We saw on the live television broadcast already how National Police chief Bambang Hendarso Danuri and National Police chief of detectives Susno Duadji performed during the hearing in front of the House of Representatives. Those bandits seem to cover themselves with the hero mask: the way they convincingly persuaded the House of Representatives and tried to regain the trust of million Indonesians who watched their live performance, the way they played the role as if they were on the same side as the KPK’s in enforcing the law and corruption eradication in Indonesia –it was simply a sort of performance you would expect from Oscar-winning actors.

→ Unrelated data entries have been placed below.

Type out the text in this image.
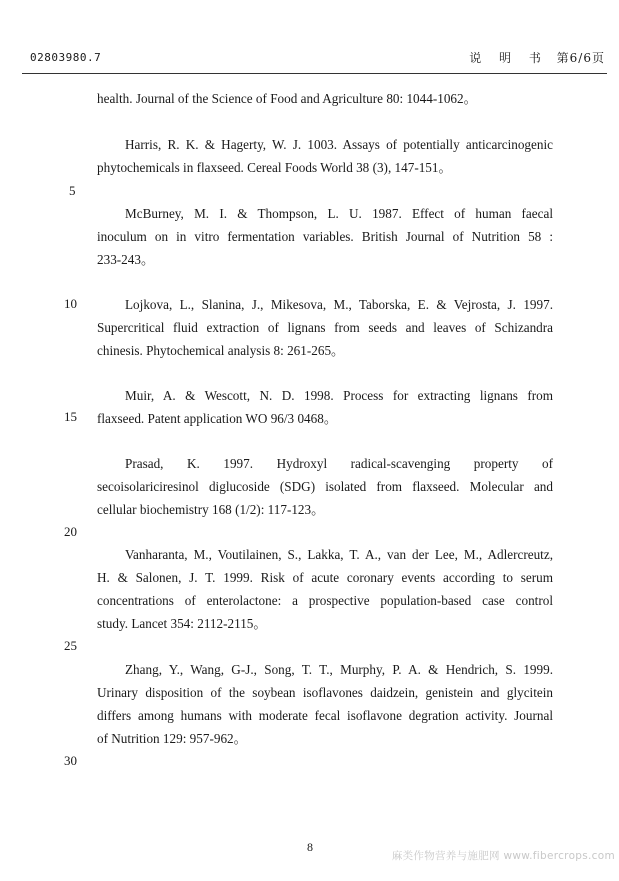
02803980.7	说 明 书 第6/6页
health. Journal of the Science of Food and Agriculture 80: 1044-1062。
Harris, R. K. & Hagerty, W. J. 1003. Assays of potentially anticarcinogenic
phytochemicals in flaxseed. Cereal Foods World 38 (3), 147-151。
McBurney, M. I. & Thompson, L. U. 1987. Effect of human faecal
inoculum on in vitro fermentation variables. British Journal of Nutrition 58 :
233-243。
Lojkova, L., Slanina, J., Mikesova, M., Taborska, E. & Vejrosta, J. 1997.
Supercritical fluid extraction of lignans from seeds and leaves of Schizandra
chinesis. Phytochemical analysis 8: 261-265。
Muir, A. & Wescott, N. D. 1998. Process for extracting lignans from
flaxseed. Patent application WO 96/3 0468。
Prasad, K. 1997. Hydroxyl radical-scavenging property of
secoisolariciresinol diglucoside (SDG) isolated from flaxseed. Molecular and
cellular biochemistry 168 (1/2): 117-123。
Vanharanta, M., Voutilainen, S., Lakka, T. A., van der Lee, M., Adlercreutz,
H. & Salonen, J. T. 1999. Risk of acute coronary events according to serum
concentrations of enterolactone: a prospective population-based case control
study. Lancet 354: 2112-2115。
Zhang, Y., Wang, G-J., Song, T. T., Murphy, P. A. & Hendrich, S. 1999.
Urinary disposition of the soybean isoflavones daidzein, genistein and glycitein
differs among humans with moderate fecal isoflavone degration activity. Journal
of Nutrition 129: 957-962。
5
10
15
20
25
30
8
麻类作物营养与施肥网 www.fibercrops.com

Thanks for all the seemingly perfect acting dear police officers, but only donkey falls to the same hole two times. Indonesian people are no donkeys; now with Ari Muladi and Williardi Wizard have unfolded your evil thoughts to frame the KPK leaders and shown to us how dilapidated your organization actually is, we just cannot have faith in you anymore.

We can also recall that the KPK tape have clearly unfurled Anggodo’s crucial role on the plot to undermine the once larger-than-life commission. Surprisingly, at the moment he still wanders freely as he was released by the police with their vague argument of ‘not sufficient evidence’.

The villain is well ahead of the good guy by now since the justice is only yet to be erected –and the villain will still be in this vantage point if culprits like Anggodo, Susno Duadji, and Bambang Hendarso Danuri are still free out there and far from being locked-up in the place where they truly deserve to be in.

Indonesians were presented with numerous shrewd trickeries already in this saga. But the story is far from over as many vital characters like Yulianto and Yuliana Oeng are still hiding behind the curtain and waiting to be introduced to the stage. At some point, the show will be crammed with its entire performers and the storyline becomes more puzzling than ever. Just then it will be very interesting while we can only wonder what kind of ending this story will offer.

Who will win? Beware crocodiles; you are not playing the good guy role here. And storylines in Hollywood movies are famous for the concept of: at the end of the story, it’s the good guy who always prevails.